Gua ini mempunyai banyak labirin yang berpotensi membuat orang tersesat jika tanpa pemandu. Syukurlah, bapak yang baik hati mau menunjukkan kepada kami indahnya gua di taman batu yang masih jarang dijamah oleh pengunjung Rammang-Rammang.

Gua di taman batu (dok.pri)
Gua di taman batu (dok.pri)
"Wisata bukan hanya tentang keindahan alam, melainkan juga tentang nilai historinya," ungkap bapak pemandu.

Taman batu Kampung Laku (dok.pri)
Taman batu Kampung Laku (dok.pri)
Sesampainya di dermaga, kami singgah sebentar di warung bapak pemandu untuk mengobrol sembari menikmati pisang goreng dan singkong goreng. Pak Ridwan adalah nama bapak pemandu tersebut. Beliau bercerita tentang Rammang-Rammang yang pertama kali diperkenalkan oleh seseorang berbangsa Kanada. Wisata alam Rammang-Rammang adalah hasil dari perjuangan masyarakat sekitar yang berhasil menyelamatkan Rammang-Rammang dari eksploitasi alam.

Singgah sejenak di Leang-Leang

Perjalanan berlanjut menuju Leang-Leang untuk memenuhi rasa penasaran kami tentang peninggalan jaman prasejarah di sana. Setelah membayar karcis masuk, kami menelusuri kawasan Leang-Leang. 

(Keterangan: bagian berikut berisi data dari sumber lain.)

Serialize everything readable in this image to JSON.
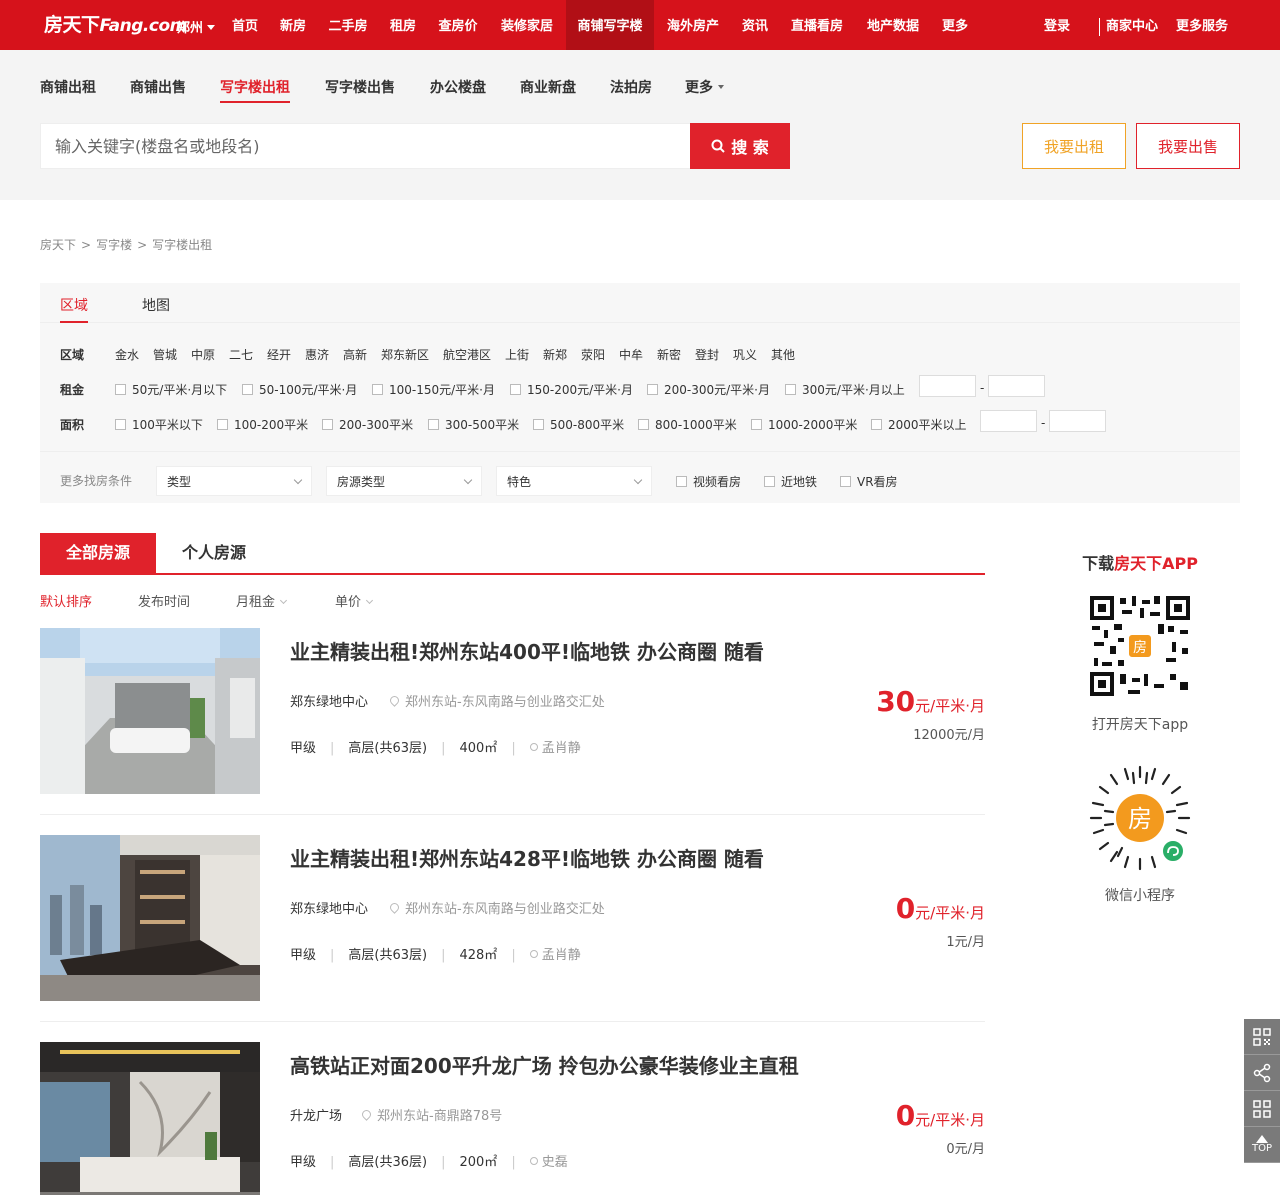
{
  "topbar": {
    "logo_cn": "房天下",
    "logo_domain": "Fang.com",
    "city": "郑州",
    "nav": [
      "首页",
      "新房",
      "二手房",
      "租房",
      "查房价",
      "装修家居",
      "商铺写字楼",
      "海外房产",
      "资讯",
      "直播看房",
      "地产数据",
      "更多"
    ],
    "active_nav": "商铺写字楼",
    "login": "登录",
    "merchant": "商家中心",
    "more_services": "更多服务"
  },
  "subnav": {
    "items": [
      "商铺出租",
      "商铺出售",
      "写字楼出租",
      "写字楼出售",
      "办公楼盘",
      "商业新盘",
      "法拍房",
      "更多"
    ],
    "active": "写字楼出租"
  },
  "search": {
    "placeholder": "输入关键字(楼盘名或地段名)",
    "button": "搜 索",
    "rent_button": "我要出租",
    "sell_button": "我要出售"
  },
  "breadcrumb": [
    "房天下",
    "写字楼",
    "写字楼出租"
  ],
  "filter": {
    "tabs": [
      "区域",
      "地图"
    ],
    "area_label": "区域",
    "areas": [
      "金水",
      "管城",
      "中原",
      "二七",
      "经开",
      "惠济",
      "高新",
      "郑东新区",
      "航空港区",
      "上街",
      "新郑",
      "荥阳",
      "中牟",
      "新密",
      "登封",
      "巩义",
      "其他"
    ],
    "rent_label": "租金",
    "rents": [
      "50元/平米·月以下",
      "50-100元/平米·月",
      "100-150元/平米·月",
      "150-200元/平米·月",
      "200-300元/平米·月",
      "300元/平米·月以上"
    ],
    "size_label": "面积",
    "sizes": [
      "100平米以下",
      "100-200平米",
      "200-300平米",
      "300-500平米",
      "500-800平米",
      "800-1000平米",
      "1000-2000平米",
      "2000平米以上"
    ],
    "range_dash": "-",
    "more_label": "更多找房条件",
    "selects": [
      "类型",
      "房源类型",
      "特色"
    ],
    "checks": [
      "视频看房",
      "近地铁",
      "VR看房"
    ]
  },
  "list": {
    "tabs": [
      "全部房源",
      "个人房源"
    ],
    "sorts": [
      "默认排序",
      "发布时间",
      "月租金",
      "单价"
    ]
  },
  "listings": [
    {
      "title": "业主精装出租!郑州东站400平!临地铁 办公商圈 随看",
      "building": "郑东绿地中心",
      "address": "郑州东站-东风南路与创业路交汇处",
      "grade": "甲级",
      "floor": "高层(共63层)",
      "area": "400㎡",
      "agent": "孟肖静",
      "price": "30",
      "price_unit": "元/平米·月",
      "total": "12000元/月"
    },
    {
      "title": "业主精装出租!郑州东站428平!临地铁 办公商圈 随看",
      "building": "郑东绿地中心",
      "address": "郑州东站-东风南路与创业路交汇处",
      "grade": "甲级",
      "floor": "高层(共63层)",
      "area": "428㎡",
      "agent": "孟肖静",
      "price": "0",
      "price_unit": "元/平米·月",
      "total": "1元/月"
    },
    {
      "title": "高铁站正对面200平升龙广场 拎包办公豪华装修业主直租",
      "building": "升龙广场",
      "address": "郑州东站-商鼎路78号",
      "grade": "甲级",
      "floor": "高层(共36层)",
      "area": "200㎡",
      "agent": "史磊",
      "price": "0",
      "price_unit": "元/平米·月",
      "total": "0元/月"
    }
  ],
  "sidebar": {
    "download_prefix": "下载",
    "download_brand": "房天下APP",
    "qr_label": "打开房天下app",
    "mini_label": "微信小程序",
    "qr_badge": "房",
    "mini_badge": "房"
  },
  "tools": {
    "top_label": "TOP"
  },
  "colors": {
    "brand_red": "#d6121b",
    "accent_red": "#e0222b",
    "orange": "#f0a326"
  }
}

Taman di area wisata Leang-Leang (dok.pri)
Taman di area wisata Leang-Leang (dok.pri)
Kami langsung menuju gua yang pernah dijadikan tempat tinggal oleh manusia jaman dahulu. Satu per satu anak tangga kami naiki. Penjaga gua sedang akan beristirahat sehingga pagar di depan gua dikunci. 

Namun, dia dengan senang hati membuka kembali kunci pagar dan menunda istirahat siangnya. Pagar di depan gua harus dikunci jika penjaga sedang tidak di tempat untuk menghindari hal-hal yang tidak diinginkan, misalnya gua dijadikan sebagai tempat ritual, juga untuk mencegah vandalisme yang membabi buta. Dinding gua sudah banyak yang dirusak oleh ukiran nama pengunjung.  

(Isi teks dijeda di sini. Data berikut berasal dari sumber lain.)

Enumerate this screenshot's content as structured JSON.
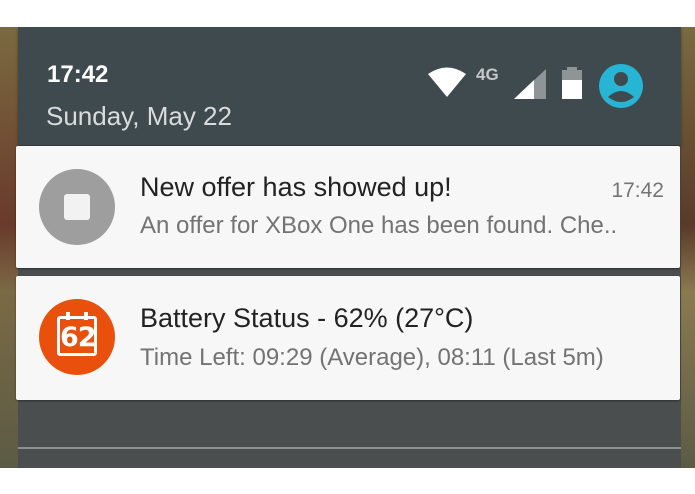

Gua di Leang-Leang (dok.pri)
Gua di Leang-Leang (dok.pri)
Beberapa lukisan yang konon katanya salah satu lukisan tertua di dunia berbentuk telapak tangan, rusa, dan babi nampak menghiasi dinding gua. Menurut pemandu, lukisan tangan merupakan suatu simbol ritual keagaamaan. 

Lukisan 5 jari dipercaya sebagai penolak bala, sedangkan lukisan 4 jari disimbolkan sebagai bentuk duka yang mendalam. Lukisan babi dan rusa adalah simbol perburuan pada saat itu. 

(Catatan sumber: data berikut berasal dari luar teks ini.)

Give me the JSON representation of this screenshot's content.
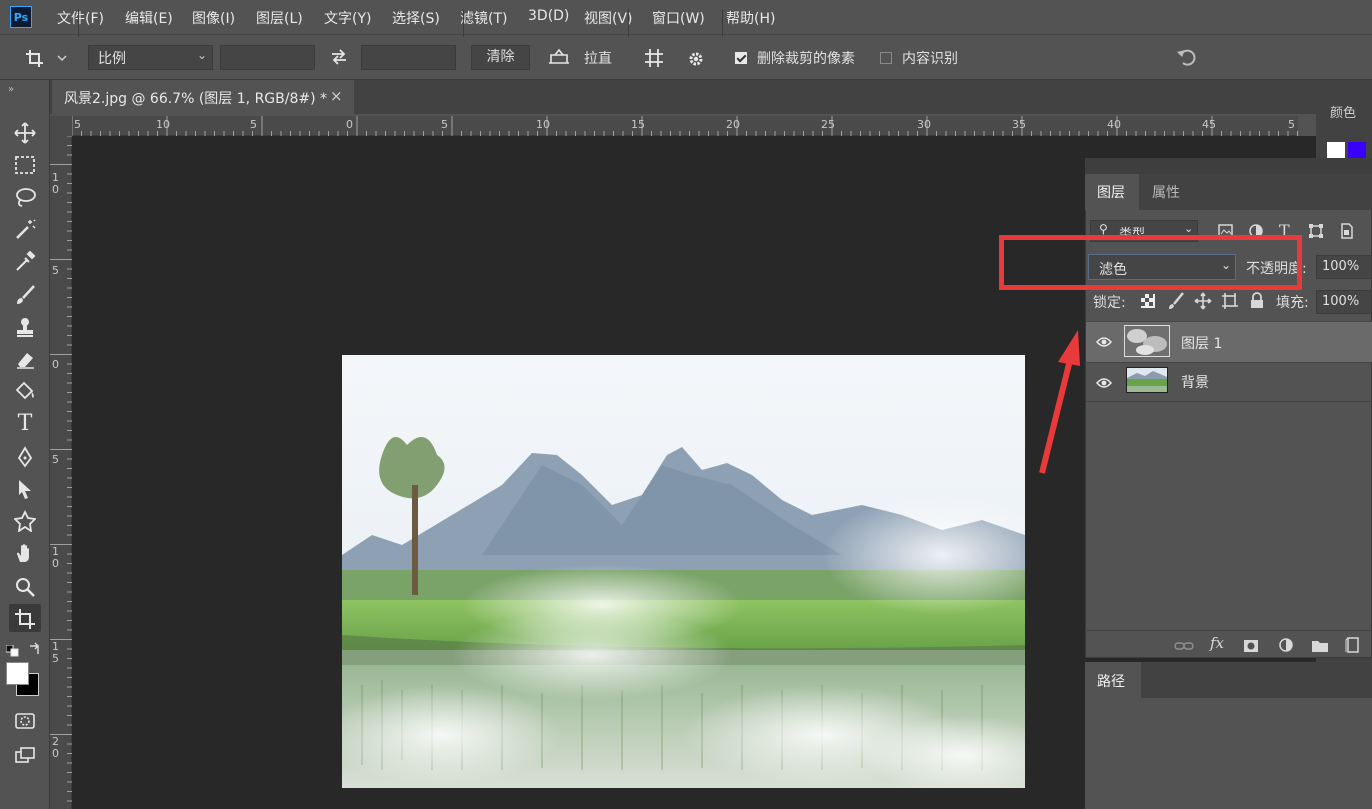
{
  "app": {
    "logo": "Ps"
  },
  "menu": [
    "文件(F)",
    "编辑(E)",
    "图像(I)",
    "图层(L)",
    "文字(Y)",
    "选择(S)",
    "滤镜(T)",
    "3D(D)",
    "视图(V)",
    "窗口(W)",
    "帮助(H)"
  ],
  "options": {
    "ratio_select": "比例",
    "clear_button": "清除",
    "straighten_label": "拉直",
    "delete_cropped": "删除裁剪的像素",
    "content_aware": "内容识别",
    "delete_cropped_checked": true,
    "content_aware_checked": false
  },
  "document": {
    "tab_title": "风景2.jpg @ 66.7% (图层 1, RGB/8#) *",
    "close_glyph": "×"
  },
  "ruler": {
    "h_labels": [
      "5",
      "10",
      "5",
      "0",
      "5",
      "10",
      "15",
      "20",
      "25",
      "30",
      "35",
      "40",
      "45",
      "5"
    ],
    "v_labels": [
      "1\n0",
      "5",
      "0",
      "5",
      "1\n0",
      "1\n5",
      "2\n0"
    ]
  },
  "panels": {
    "color_title": "颜色",
    "layers_tab": "图层",
    "properties_tab": "属性",
    "filter_kind": "类型",
    "blend_mode": "滤色",
    "opacity_label": "不透明度:",
    "opacity_value": "100%",
    "lock_label": "锁定:",
    "fill_label": "填充:",
    "fill_value": "100%",
    "layers": [
      {
        "name": "图层 1",
        "selected": true
      },
      {
        "name": "背景",
        "selected": false
      }
    ],
    "paths_tab": "路径",
    "fx_label": "fx"
  },
  "colors": {
    "foreground": "#ffffff",
    "background": "#000000",
    "swatch_blue": "#3a00ff",
    "highlight": "#e83a3a"
  },
  "icons": [
    "crop-icon",
    "swap-icon",
    "grid-icon",
    "gear-icon",
    "undo-icon",
    "move-icon",
    "marquee-icon",
    "lasso-icon",
    "magic-wand-icon",
    "eyedropper-icon",
    "brush-icon",
    "stamp-icon",
    "eraser-icon",
    "paint-bucket-icon",
    "type-icon",
    "pen-icon",
    "path-select-icon",
    "shape-icon",
    "hand-icon",
    "zoom-icon",
    "crop-tool-icon",
    "eye-icon",
    "link-icon",
    "folder-icon"
  ]
}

Kami masuk ke dalam gua lebih dalam. Senter hp kami nyalakan untuk membantu menerangi dalam gua. Terlintas dalam pikiran caranya manusia jaman dahulu masuk ke dalam gua yang kita harus meniti beberapa buah anak tangga. Apakah dahulu mereka pasang tangga juga? Barangkali dahulu bentangan alam di sini berbeda kondisinya dengan sekarang.

Mengunjungi Danau Pasir Putih dan Mencoba Helena Sky Bridge di Kawasan Taman Nasional Bantimurung

dok.pri
dok.pri
Gerimis yang turun pagi tadi sempat membuat kami khawatir. Ternyata sampai kami di Bantimurung matahari masih bersinar dengan terik. Sejenak kami menikmati gemericik air terjun yang membuat pengunjung betah berlama-lama berendam dan bermain air. Nampak juga di beberapa sudut sudah dipenuhi oleh pengunjung yang memanfaatkan waktu libur dengan piknik bersama di Kawasan Taman Nasional Bantimurung.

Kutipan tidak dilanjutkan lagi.